Seuls 44% d’écrivains publics formés
Un couple d’habitués prend le relais – « On vient faire tous nos papiers ici, c’est compliqué pour nous », témoigne le mari. Ils confient à Jean-Louis un document très « important », sans vraiment comprendre, en réalité, de quoi il relève. Un dossier de succession qu’il faut juste signer et renvoyer au notaire. Ils insistent pour le signer sous les yeux du bénévole, qui leur fait bien comprendre qu’il ne sait pas à quoi ils s’engagent en le signant. Le couple ne réagit pas. Jean-Louis a lu le dossier, et pour eux, c’est une garantie.
Ce cas de figure – l’hésitation de Jean-Louis liée à son manque de connaissances – illustre les limites du bénévolat chez les écrivains publics, que dénonce le syndicat national des prestataires en conseils et en écriture (SNPCE). « De nombreuses personnes exercent bénévolement tout en portant le titre (non réglementé) d’écrivain public, biographe, écrivain privé, écrivain de famille, ou autre », indique cet organisme sur son site. Selon une enquête du SNPCE réalisée en 2013, seuls 44% ont une formation spécifique. Et le besoin de professionnalisation se fait sentir.
« Il y a de plus en plus de points d’accès aux droits dans les collectivités locales, au même titre que l’avocat, l’écrivain public en fait partie. Nous voyons passer des appels d’offres. Le besoin de professionnalisation est reconnu », explique Anne Steier, présidente du SNPCE.
Le droit donne des devoirs
L‘Atelier Graphite, association reconnue d’intérêt général depuis peu et partenaire de la mairie de Bordeaux grâce à son implantation dans les quartiers sensibles, estime également que les compétences techniques sont essentielles pour ce métier.

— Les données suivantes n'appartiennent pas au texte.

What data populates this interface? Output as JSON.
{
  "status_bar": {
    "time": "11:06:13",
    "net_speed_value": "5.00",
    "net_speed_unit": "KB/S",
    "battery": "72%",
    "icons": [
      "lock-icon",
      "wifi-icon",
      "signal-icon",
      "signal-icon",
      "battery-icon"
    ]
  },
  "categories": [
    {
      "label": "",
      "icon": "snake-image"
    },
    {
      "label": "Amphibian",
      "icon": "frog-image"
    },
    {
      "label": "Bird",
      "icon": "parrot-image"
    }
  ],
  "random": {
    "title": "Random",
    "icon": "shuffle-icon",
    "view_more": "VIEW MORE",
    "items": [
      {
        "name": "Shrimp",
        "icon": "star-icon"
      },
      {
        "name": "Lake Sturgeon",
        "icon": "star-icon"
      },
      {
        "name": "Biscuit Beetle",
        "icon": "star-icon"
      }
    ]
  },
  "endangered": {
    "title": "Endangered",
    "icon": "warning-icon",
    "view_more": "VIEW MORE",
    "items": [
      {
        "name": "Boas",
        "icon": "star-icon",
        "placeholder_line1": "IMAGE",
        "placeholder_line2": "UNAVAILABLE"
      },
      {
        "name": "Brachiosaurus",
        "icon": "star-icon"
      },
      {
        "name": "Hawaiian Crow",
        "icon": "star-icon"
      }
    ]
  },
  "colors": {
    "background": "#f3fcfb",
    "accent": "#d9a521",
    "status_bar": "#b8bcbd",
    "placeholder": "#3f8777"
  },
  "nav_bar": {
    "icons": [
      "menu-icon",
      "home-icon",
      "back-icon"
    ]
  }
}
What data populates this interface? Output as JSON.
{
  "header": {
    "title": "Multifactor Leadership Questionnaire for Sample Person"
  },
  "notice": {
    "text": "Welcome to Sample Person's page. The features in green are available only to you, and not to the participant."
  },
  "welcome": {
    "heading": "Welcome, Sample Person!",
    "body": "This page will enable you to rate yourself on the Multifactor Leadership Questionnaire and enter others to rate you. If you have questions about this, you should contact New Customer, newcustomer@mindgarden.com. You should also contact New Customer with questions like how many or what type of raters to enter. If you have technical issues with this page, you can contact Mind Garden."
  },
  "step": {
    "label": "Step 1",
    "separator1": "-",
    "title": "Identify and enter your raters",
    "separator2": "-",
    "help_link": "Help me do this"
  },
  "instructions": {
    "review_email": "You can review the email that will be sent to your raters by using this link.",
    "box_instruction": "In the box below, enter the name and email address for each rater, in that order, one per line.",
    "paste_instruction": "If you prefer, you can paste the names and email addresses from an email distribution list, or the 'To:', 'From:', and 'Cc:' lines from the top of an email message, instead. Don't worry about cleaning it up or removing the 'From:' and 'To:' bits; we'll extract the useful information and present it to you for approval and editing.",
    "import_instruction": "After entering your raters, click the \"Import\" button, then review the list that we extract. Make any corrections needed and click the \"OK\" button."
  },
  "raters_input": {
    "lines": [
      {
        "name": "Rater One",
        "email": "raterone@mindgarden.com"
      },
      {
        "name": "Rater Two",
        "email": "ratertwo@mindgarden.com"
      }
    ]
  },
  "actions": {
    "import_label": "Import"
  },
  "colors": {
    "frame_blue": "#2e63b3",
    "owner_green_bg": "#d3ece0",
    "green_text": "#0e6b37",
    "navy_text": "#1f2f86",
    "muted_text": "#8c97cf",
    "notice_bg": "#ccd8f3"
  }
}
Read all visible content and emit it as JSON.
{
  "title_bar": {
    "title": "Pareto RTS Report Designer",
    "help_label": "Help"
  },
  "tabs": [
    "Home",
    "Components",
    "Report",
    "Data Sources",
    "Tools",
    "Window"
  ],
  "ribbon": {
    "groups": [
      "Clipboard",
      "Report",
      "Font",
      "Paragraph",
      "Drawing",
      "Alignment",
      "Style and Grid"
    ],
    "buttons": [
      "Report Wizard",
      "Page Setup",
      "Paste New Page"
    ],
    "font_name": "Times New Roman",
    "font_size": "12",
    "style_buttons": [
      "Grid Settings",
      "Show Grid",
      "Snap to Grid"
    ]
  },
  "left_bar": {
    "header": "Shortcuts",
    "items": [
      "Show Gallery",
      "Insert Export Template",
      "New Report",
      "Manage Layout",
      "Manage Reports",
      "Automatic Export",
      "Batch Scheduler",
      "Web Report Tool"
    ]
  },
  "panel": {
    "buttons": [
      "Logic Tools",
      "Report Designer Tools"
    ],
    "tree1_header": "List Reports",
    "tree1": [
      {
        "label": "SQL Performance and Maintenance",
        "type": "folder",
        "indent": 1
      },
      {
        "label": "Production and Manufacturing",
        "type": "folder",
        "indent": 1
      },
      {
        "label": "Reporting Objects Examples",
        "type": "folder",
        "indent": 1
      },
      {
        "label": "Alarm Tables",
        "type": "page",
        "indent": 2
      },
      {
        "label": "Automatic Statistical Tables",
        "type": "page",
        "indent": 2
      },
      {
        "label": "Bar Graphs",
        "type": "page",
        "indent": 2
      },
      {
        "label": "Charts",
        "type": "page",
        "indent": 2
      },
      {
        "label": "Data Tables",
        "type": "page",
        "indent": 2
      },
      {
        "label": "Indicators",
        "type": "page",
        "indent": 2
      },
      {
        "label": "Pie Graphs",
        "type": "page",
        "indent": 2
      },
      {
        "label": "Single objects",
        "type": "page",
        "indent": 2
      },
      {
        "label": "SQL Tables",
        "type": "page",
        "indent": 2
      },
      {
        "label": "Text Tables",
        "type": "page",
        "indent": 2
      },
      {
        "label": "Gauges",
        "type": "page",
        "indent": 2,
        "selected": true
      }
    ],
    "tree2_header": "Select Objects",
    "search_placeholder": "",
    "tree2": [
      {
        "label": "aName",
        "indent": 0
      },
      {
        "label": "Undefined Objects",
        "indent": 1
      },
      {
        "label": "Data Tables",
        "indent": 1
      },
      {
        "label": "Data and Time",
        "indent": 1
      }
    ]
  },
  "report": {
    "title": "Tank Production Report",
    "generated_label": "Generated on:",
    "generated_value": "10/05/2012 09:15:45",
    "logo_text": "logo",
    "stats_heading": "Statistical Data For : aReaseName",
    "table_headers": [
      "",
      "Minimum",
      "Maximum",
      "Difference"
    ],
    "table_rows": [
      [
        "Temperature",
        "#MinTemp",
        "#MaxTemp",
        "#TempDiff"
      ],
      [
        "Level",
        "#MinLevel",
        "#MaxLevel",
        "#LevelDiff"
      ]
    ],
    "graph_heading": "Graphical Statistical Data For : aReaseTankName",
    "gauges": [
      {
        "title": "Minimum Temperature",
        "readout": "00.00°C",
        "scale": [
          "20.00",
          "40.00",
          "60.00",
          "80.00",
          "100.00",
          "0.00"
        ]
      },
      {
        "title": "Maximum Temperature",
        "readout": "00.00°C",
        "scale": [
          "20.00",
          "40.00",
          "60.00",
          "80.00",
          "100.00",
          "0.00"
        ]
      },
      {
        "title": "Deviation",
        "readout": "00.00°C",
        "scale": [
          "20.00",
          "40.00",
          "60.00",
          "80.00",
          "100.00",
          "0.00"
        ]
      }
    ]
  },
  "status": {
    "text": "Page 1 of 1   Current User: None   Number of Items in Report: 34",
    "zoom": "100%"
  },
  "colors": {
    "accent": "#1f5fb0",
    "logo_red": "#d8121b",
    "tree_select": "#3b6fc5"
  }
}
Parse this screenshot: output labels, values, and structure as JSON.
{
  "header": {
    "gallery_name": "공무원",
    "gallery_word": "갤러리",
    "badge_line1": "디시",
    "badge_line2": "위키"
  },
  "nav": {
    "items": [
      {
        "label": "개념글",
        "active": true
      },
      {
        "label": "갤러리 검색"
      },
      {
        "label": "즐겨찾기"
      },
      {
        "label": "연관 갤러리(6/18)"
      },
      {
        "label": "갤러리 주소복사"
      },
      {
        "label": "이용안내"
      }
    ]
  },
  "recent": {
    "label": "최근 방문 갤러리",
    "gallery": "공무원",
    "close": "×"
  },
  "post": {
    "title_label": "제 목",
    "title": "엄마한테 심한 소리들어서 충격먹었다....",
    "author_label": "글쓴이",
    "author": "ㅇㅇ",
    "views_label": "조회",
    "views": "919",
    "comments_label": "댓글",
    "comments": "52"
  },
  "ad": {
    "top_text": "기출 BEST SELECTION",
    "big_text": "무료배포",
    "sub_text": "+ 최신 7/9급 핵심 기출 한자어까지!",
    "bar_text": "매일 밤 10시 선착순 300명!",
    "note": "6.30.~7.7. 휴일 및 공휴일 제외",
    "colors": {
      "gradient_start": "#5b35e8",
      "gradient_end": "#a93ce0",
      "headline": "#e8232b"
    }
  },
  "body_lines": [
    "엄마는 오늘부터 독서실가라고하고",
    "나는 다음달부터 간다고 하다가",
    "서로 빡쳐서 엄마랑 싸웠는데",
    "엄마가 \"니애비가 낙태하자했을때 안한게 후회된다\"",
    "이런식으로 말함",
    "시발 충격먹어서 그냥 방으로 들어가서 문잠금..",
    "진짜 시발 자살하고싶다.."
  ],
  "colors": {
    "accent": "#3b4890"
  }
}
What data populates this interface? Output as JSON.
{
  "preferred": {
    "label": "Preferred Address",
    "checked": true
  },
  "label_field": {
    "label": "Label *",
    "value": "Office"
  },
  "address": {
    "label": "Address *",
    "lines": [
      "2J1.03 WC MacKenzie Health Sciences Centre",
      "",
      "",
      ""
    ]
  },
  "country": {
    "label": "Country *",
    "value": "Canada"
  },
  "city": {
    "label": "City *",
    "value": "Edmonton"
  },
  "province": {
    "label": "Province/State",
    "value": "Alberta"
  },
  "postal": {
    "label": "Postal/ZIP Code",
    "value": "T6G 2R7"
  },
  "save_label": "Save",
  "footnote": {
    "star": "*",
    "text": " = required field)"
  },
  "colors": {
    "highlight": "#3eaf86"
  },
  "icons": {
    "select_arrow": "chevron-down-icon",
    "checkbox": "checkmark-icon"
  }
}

Ses deux écrivains publics salariés, Gaëlle et Dimitri, sont d’ailleurs juristes. Des professionnels qualifiés qui, pour mieux être à l’écoute, doivent souvent mettre de côté leurs bagages et leurs ambitions salariales – malgré des études à Sciences Po et deux Masters, Dimitri ne gagne que 1550 € par mois. En effet, à la permanence du cours Balguerie-Stuttenberg, la question principale à laquelle répond Gaëlle Laruelle est – « Comment fait-on pour venir ? » Bien que diplômée bac + 5, elle est aujourd’hui en contrat aidé, mais estime jouer son rôle.
« Je vivais dans un quartier défavorisé et depuis que je suis étudiante, j’ai toujours eu cette fonction. J’estimais que ma connaissance du droit me donnait des devoirs. Alors avec des amis en 2007, on a créé l’Atelier Graphite. »
La permanence a ouvert un jeudi, le vendredi elle était pleine. L’Atelier Graphite en crée de nouvelles chaque année. En 2014, l’association en tient 400 et rédige près de 2 000 courriers.
Même des bacheliers recourent aux écrivains publics
Ce service est gratuit, mais afin de ne pas être accusé de concurrence déloyale par les écrivains publics libéraux, les usagers doivent être orientés par des structures partenaires. Ce sont les maisons départementales de la solidarité et de l’insertion (MDSI), la mairie du Grand Parc, la maison de la Justice et le centre communal d’action sociale (CCAS) qui font le plus régulièrement appel à l’Atelier Graphite.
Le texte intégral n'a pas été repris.